Strewn amidst the roadside wreckage was proof of what many journalists and human rights activists had long suspected — that successive Turkish governments had protected narco-traffickers, sheltered terrorists and sponsored gangs of killers to suppress Turkish dissidents and Kurdish rebels.
Colonel Turkes confirmed that Catli had performed clandestine duties for Turkey’s police and military. “On the basis of my state experience, I admit that Catli has been used by the state,” said Turkes. Catli had been cooperating “in the framework of a secret service working for the good of the state,” Turkes insisted.
U.S.-backed Turkish officials, including Tansu Ciller, Prime Minister from 1993-1996, also defended Catli after the car crash. “I don’t know whether he is guilty or not,” Ciller stated, “but we will always respectfully remember those who fire bullets or suffer wounds in the name of this country, this nation and this state.”

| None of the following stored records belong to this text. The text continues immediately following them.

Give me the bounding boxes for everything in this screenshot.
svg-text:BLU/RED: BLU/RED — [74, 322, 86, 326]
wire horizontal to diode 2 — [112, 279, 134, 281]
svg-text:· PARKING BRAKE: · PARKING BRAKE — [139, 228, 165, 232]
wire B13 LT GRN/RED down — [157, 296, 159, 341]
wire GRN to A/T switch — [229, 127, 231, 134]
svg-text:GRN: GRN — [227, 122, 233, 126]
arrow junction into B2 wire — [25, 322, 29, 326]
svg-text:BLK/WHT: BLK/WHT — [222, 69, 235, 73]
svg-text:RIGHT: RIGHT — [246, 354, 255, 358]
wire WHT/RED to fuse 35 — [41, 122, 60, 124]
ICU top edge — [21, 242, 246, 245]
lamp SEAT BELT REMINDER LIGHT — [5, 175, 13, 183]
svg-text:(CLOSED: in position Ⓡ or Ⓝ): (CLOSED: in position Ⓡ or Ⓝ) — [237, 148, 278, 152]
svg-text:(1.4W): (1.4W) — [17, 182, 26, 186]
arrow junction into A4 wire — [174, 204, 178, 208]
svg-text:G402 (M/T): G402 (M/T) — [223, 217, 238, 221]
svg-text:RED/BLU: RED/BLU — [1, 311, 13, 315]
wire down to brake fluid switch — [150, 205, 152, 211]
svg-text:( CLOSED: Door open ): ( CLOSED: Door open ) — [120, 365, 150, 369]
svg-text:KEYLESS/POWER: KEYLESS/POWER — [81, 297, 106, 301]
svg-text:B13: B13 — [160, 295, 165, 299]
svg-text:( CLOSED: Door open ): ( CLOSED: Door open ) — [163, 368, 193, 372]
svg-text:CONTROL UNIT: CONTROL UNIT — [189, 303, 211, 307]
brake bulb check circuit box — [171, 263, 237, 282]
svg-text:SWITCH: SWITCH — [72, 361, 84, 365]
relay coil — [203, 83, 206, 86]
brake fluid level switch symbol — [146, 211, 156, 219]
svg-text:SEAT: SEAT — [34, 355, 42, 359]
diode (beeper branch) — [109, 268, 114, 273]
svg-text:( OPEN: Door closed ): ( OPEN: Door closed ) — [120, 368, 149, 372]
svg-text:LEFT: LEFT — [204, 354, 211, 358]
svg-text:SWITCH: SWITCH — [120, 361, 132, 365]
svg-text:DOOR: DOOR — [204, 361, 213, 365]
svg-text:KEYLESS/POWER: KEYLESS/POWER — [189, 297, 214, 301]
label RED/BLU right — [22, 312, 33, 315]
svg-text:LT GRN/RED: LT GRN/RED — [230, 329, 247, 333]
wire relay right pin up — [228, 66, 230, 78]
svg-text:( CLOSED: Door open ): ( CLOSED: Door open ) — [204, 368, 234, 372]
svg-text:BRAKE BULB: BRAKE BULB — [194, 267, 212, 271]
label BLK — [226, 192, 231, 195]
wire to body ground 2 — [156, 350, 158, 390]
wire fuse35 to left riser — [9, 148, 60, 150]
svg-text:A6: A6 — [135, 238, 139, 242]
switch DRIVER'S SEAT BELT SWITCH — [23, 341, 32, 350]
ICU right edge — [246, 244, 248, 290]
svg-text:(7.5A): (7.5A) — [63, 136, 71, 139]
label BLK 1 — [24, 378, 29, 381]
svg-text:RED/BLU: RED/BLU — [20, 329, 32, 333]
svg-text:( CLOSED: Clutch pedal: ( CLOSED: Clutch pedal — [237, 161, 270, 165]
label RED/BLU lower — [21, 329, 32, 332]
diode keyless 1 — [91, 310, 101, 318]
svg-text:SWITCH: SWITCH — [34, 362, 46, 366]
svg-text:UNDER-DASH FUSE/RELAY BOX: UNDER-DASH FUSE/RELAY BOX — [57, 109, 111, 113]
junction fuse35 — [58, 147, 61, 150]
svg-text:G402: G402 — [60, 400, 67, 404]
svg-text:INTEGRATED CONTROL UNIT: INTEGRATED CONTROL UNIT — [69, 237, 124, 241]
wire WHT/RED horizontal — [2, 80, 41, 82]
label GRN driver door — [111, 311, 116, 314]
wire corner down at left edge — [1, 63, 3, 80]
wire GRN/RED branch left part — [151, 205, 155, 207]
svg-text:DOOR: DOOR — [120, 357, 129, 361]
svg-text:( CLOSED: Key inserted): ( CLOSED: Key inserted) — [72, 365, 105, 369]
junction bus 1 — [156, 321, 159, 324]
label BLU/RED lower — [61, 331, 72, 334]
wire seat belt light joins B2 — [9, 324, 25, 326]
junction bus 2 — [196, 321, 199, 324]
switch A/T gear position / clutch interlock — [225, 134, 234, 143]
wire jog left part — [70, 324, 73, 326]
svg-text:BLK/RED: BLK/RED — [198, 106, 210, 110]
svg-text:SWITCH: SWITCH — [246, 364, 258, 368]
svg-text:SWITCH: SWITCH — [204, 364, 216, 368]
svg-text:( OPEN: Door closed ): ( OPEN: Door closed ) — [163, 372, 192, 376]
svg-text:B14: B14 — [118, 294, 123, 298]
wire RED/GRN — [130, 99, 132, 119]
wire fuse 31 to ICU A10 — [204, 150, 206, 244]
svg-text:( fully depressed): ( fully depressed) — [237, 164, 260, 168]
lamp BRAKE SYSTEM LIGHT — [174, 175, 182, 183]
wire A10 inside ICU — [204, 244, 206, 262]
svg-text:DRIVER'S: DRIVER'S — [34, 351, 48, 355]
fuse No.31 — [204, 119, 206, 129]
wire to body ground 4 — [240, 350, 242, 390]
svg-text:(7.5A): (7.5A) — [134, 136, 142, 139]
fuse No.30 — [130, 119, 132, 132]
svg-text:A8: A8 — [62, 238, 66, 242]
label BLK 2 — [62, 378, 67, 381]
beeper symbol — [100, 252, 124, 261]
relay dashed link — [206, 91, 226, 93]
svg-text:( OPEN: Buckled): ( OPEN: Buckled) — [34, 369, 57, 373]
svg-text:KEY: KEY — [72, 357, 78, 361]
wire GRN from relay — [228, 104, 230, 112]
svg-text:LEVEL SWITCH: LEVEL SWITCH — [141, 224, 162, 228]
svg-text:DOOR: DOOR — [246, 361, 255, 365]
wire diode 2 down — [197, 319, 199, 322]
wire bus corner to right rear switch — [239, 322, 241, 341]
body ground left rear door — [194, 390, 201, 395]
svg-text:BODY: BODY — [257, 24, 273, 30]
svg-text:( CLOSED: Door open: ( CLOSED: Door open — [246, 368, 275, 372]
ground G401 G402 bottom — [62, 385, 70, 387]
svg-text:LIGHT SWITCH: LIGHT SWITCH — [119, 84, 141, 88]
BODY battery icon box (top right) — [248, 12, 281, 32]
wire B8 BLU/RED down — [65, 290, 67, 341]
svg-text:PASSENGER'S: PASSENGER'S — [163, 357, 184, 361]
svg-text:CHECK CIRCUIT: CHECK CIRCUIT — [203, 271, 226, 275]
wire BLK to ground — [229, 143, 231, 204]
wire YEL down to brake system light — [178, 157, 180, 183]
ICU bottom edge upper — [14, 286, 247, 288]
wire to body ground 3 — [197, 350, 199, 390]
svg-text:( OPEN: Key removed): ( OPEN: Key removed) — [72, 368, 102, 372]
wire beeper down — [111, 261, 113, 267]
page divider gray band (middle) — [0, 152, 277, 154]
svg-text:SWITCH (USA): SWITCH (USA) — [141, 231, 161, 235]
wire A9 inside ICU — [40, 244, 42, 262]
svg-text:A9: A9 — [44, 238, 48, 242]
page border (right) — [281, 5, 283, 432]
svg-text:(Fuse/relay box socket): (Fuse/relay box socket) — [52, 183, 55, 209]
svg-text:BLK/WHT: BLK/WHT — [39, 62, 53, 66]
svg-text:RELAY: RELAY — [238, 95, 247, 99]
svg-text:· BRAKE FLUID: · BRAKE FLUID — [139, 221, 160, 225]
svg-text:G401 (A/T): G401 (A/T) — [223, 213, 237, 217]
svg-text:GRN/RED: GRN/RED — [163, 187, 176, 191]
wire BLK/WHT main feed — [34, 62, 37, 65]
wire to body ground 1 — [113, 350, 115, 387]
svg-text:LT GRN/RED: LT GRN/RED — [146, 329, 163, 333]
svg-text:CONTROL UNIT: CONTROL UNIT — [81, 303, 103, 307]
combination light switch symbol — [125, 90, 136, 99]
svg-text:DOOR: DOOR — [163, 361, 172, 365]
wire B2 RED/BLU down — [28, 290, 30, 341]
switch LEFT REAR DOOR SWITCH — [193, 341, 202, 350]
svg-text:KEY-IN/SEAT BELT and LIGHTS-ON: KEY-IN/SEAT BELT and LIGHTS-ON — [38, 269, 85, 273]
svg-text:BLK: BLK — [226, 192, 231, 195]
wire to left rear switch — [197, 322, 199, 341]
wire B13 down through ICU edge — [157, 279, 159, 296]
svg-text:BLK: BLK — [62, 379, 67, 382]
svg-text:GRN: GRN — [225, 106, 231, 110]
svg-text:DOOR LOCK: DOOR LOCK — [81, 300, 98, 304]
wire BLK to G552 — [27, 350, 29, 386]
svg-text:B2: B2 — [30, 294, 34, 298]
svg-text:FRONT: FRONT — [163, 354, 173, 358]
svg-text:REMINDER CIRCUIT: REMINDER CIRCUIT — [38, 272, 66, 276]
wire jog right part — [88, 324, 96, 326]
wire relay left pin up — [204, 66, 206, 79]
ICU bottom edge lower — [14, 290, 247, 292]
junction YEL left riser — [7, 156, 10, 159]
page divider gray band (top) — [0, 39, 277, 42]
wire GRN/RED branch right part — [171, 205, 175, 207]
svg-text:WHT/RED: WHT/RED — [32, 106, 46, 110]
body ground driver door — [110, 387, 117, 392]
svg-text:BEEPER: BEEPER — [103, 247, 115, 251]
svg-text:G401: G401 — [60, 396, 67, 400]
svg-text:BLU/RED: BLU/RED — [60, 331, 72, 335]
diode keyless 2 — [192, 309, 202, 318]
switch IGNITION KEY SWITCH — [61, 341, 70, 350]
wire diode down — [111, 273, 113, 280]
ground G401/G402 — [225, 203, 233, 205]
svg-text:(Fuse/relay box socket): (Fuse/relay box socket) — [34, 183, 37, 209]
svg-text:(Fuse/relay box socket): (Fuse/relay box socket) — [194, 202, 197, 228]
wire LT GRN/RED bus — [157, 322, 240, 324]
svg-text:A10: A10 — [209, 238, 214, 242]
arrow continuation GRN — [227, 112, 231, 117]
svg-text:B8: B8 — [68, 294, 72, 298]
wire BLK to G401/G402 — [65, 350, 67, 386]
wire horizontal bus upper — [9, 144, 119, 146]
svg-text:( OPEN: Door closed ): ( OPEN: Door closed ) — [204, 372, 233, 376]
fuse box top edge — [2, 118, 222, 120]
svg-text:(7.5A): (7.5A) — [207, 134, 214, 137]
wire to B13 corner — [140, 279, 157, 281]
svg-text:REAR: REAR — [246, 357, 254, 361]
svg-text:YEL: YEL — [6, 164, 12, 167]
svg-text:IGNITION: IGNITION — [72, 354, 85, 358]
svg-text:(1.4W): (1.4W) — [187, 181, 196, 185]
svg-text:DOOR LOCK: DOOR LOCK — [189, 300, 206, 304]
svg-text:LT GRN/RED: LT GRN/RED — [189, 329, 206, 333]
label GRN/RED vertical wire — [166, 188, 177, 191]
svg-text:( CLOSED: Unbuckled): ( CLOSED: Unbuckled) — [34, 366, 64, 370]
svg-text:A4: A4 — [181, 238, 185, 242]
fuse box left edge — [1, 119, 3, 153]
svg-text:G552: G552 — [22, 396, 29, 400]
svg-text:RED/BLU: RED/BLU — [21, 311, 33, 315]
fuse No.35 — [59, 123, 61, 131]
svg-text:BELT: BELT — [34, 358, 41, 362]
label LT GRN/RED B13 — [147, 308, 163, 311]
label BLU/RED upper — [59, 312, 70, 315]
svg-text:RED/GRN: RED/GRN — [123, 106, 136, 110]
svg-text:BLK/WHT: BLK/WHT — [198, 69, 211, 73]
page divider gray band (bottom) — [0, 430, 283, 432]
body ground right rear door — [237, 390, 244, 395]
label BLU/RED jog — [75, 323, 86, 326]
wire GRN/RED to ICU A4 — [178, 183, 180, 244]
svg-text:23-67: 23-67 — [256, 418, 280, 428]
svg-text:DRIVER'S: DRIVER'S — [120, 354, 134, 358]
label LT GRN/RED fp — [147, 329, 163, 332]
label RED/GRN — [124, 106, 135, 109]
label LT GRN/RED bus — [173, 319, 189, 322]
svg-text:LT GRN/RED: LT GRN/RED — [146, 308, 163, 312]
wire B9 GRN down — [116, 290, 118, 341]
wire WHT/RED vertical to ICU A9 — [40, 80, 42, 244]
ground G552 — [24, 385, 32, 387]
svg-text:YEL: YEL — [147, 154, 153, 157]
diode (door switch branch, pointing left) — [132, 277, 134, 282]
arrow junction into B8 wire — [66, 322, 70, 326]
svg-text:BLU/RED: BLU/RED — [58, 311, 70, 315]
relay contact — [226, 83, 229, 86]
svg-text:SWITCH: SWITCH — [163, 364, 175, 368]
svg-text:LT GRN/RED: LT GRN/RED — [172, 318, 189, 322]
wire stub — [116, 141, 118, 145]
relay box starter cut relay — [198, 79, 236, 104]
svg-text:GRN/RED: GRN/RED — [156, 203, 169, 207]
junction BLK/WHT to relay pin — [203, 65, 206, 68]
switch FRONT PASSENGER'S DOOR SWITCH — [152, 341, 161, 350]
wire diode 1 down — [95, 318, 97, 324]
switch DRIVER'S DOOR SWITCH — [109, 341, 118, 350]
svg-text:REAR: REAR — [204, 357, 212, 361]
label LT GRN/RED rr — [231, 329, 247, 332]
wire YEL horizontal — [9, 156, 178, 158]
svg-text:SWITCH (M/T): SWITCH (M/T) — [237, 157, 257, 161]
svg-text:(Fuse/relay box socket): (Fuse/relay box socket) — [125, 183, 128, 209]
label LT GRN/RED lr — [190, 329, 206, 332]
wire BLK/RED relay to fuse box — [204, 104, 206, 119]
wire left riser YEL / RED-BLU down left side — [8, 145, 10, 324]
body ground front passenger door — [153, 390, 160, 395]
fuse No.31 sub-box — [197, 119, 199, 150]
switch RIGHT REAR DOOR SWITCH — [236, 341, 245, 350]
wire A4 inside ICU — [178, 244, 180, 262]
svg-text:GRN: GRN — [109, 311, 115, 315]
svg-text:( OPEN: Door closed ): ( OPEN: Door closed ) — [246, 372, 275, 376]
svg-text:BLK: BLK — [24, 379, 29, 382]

Eighty members of the Turkish parliament urged the federal prosecutor to file charges of criminal misconduct against Ciller, who was serving as Turkey’s Foreign Minister, as well as Deputy Prime Minister. They asserted that the Susurluk incident provided Turkey “with a historic opportunity to expose unsolved murders and the drugs and arms smuggling that have been going on in our country for years.”
The scandal momentarily reinvigorated the Turkish press, which unearthed revelations about criminals and police officials involved in the heroin trade. But journalists also were victims of death squads in those years. The violent attack on Independent Flash TV was a reminder. Prosecutors have faced pressure, too, from superiors who are not eager to delve into state secrets. [Ultimately, the corruption case against Ciller was covered up.]
Across the Atlantic in Washington, the U.S. government did not acknowledge any responsibility for the Turkish Frankenstein that U.S. Cold War strategy helped to create. When asked about the Susurluk affair, a State Department spokesperson said it was “an internal Turkish matter.” He declined further comment.